Working in the language of Ackermann set theory:

Let $\phi(\vec{P},\vec{x})$ be a formula not using the symbol $V$, where $\vec{P}$ are predicate symbols definable in the language of set theory, and $\vec{x}$ are the parameters.

Let $\phi^*(\vec{P^*},\vec{x})$ be the formula obtained from $\phi(\vec{P},\vec{x})$ by replacing each atomic formula $P_i(y_1,..,y_k)$ by $ \langle y_1,..,y_k \rangle \in P^*_i$, where each $P^*_i$ is a variable symbol. 

Where: $\langle x \rangle = x \\ \langle x_1,x_2 \rangle=\{\{x_1\},\{x_1,x_n\}\}  \\\langle x_1,..,x_{n+1} \rangle = \langle \langle x_1,..,x_n \rangle, x_{n+1} \rangle $

If we add the following rule:

$ \forall \vec{x} \in V \, \exists x \in V \, \forall y \ (y \in x \iff \phi(\vec{P},\vec{x})) \\... \\ ... \\ \overline { \forall \vec{P^*} \subseteq V \, \forall \vec{x} \in V\, \exists x \in V \, \forall y \ (y \in x \iff \phi^*(\vec{P^*},\vec{x}))} $

to the axioms of $\sf Ackermann - Second \ completeness \ axiom  \ for \ V $.

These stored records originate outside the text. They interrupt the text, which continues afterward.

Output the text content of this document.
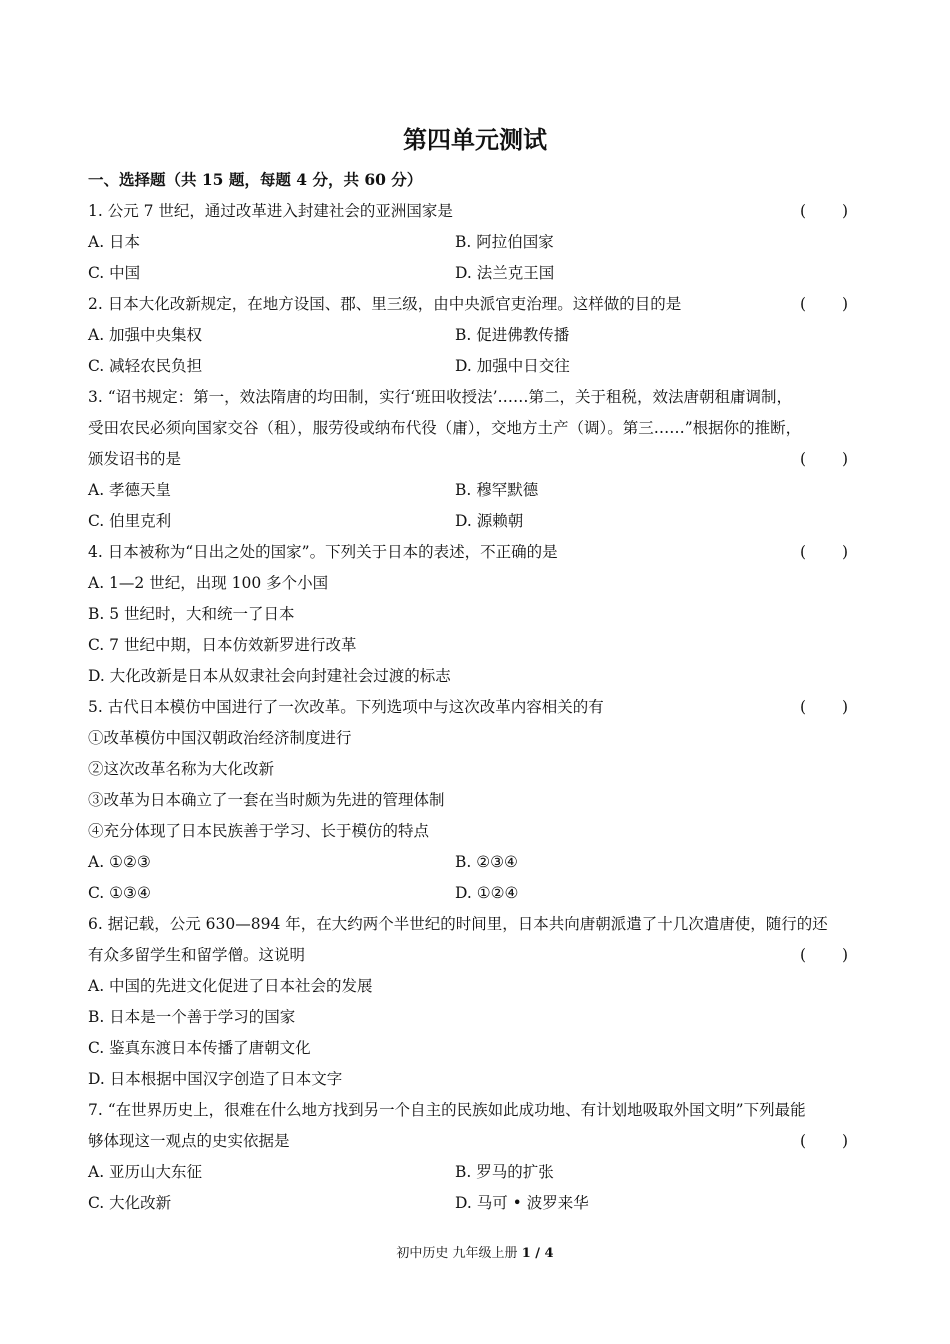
第四单元测试
一、选择题（共 15 题，每题 4 分，共 60 分）
1. 公元 7 世纪，通过改革进入封建社会的亚洲国家是	( )
A. 日本	B. 阿拉伯国家
C. 中国	D. 法兰克王国
2. 日本大化改新规定，在地方设国、郡、里三级，由中央派官吏治理。这样做的目的是	( )
A. 加强中央集权	B. 促进佛教传播
C. 减轻农民负担	D. 加强中日交往
3. “诏书规定：第一，效法隋唐的均田制，实行‘班田收授法’……第二，关于租税，效法唐朝租庸调制，
受田农民必须向国家交谷（租），服劳役或纳布代役（庸），交地方土产（调）。第三……”根据你的推断，
颁发诏书的是	( )
A. 孝德天皇	B. 穆罕默德
C. 伯里克利	D. 源赖朝
4. 日本被称为“日出之处的国家”。下列关于日本的表述，不正确的是	( )
A. 1—2 世纪，出现 100 多个小国
B. 5 世纪时，大和统一了日本
C. 7 世纪中期，日本仿效新罗进行改革
D. 大化改新是日本从奴隶社会向封建社会过渡的标志
5. 古代日本模仿中国进行了一次改革。下列选项中与这次改革内容相关的有	( )
①改革模仿中国汉朝政治经济制度进行
②这次改革名称为大化改新
③改革为日本确立了一套在当时颇为先进的管理体制
④充分体现了日本民族善于学习、长于模仿的特点
A. ①②③	B. ②③④
C. ①③④	D. ①②④
6. 据记载，公元 630—894 年，在大约两个半世纪的时间里，日本共向唐朝派遣了十几次遣唐使，随行的还
有众多留学生和留学僧。这说明	( )
A. 中国的先进文化促进了日本社会的发展
B. 日本是一个善于学习的国家
C. 鉴真东渡日本传播了唐朝文化
D. 日本根据中国汉字创造了日本文字
7. “在世界历史上，很难在什么地方找到另一个自主的民族如此成功地、有计划地吸取外国文明”下列最能
够体现这一观点的史实依据是	( )
A. 亚历山大东征	B. 罗马的扩张
C. 大化改新	D. 马可 • 波罗来华
初中历史 九年级上册 1 / 4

[Note: the input of the above rule is a schema, where we have a single sentence per each substitution of the predicate symbols $\vec{P}$ in $\phi$. For example if $\phi(P,x_1,y)$ is $y \in x_1 \land P(y)$, then we'll have a sentence per each substituion of $P$ by a set theoretic definable predicate]. 

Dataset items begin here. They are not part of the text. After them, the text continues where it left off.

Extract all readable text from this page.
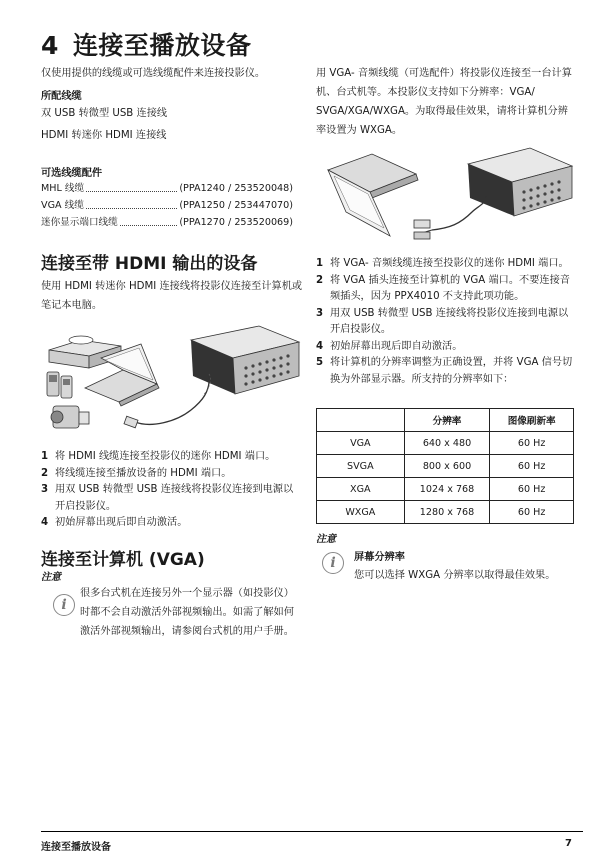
4 连接至播放设备
仅使用提供的线缆或可选线缆配件来连接投影仪。
所配线缆
双 USB 转微型 USB 连接线
HDMI 转迷你 HDMI 连接线
可选线缆配件
MHL 线缆	(PPA1240 / 253520048)
VGA 线缆	(PPA1250 / 253447070)
迷你显示端口线缆	(PPA1270 / 253520069)
连接至带 HDMI 输出的设备
使用 HDMI 转迷你 HDMI 连接线将投影仪连接至计算机或笔记本电脑。
1 将 HDMI 线缆连接至投影仪的迷你 HDMI 端口。
2 将线缆连接至播放设备的 HDMI 端口。
3 用双 USB 转微型 USB 连接线将投影仪连接到电源以开启投影仪。
4 初始屏幕出现后即自动激活。
连接至计算机 (VGA)
注意
i
很多台式机在连接另外一个显示器（如投影仪）时都不会自动激活外部视频输出。如需了解如何激活外部视频输出，请参阅台式机的用户手册。
用 VGA- 音频线缆（可选配件）将投影仪连接至一台计算机、台式机等。本投影仪支持如下分辨率：VGA/ SVGA/XGA/WXGA。为取得最佳效果，请将计算机分辨率设置为 WXGA。
1 将 VGA- 音频线缆连接至投影仪的迷你 HDMI 端口。
2 将 VGA 插头连接至计算机的 VGA 端口。不要连接音频插头，因为 PPX4010 不支持此项功能。
3 用双 USB 转微型 USB 连接线将投影仪连接到电源以开启投影仪。
4 初始屏幕出现后即自动激活。
5 将计算机的分辨率调整为正确设置，并将 VGA 信号切换为外部显示器。所支持的分辨率如下：
	分辨率	图像刷新率
VGA	640 x 480	60 Hz
SVGA	800 x 600	60 Hz
XGA	1024 x 768	60 Hz
WXGA	1280 x 768	60 Hz
注意
i	屏幕分辨率
您可以选择 WXGA 分辨率以取得最佳效果。
连接至播放设备	7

> What would be the strength of this theory? 

The idea is that $\sf Ackermann - \text {Second completeness axiom for } V$ is equivalent to $\sf Z_2$, now it proves set theoretic separation for sets, but with the above rule, this would turn to prove the second completeness axiom for $V$ (i.e. subclasses of sets are sets), and this would blow up that theory to the level of $\sf ZFC$, a great jump! Now, similarily replacement schema would be proved for set theoretic formulas closed on sets, but with this rule added it would lead to proving limitation of size axiom, which will blow up the consistency strength of this theory up to near Mahlo cardinals.

>So, where do the jump in consistency strength stop?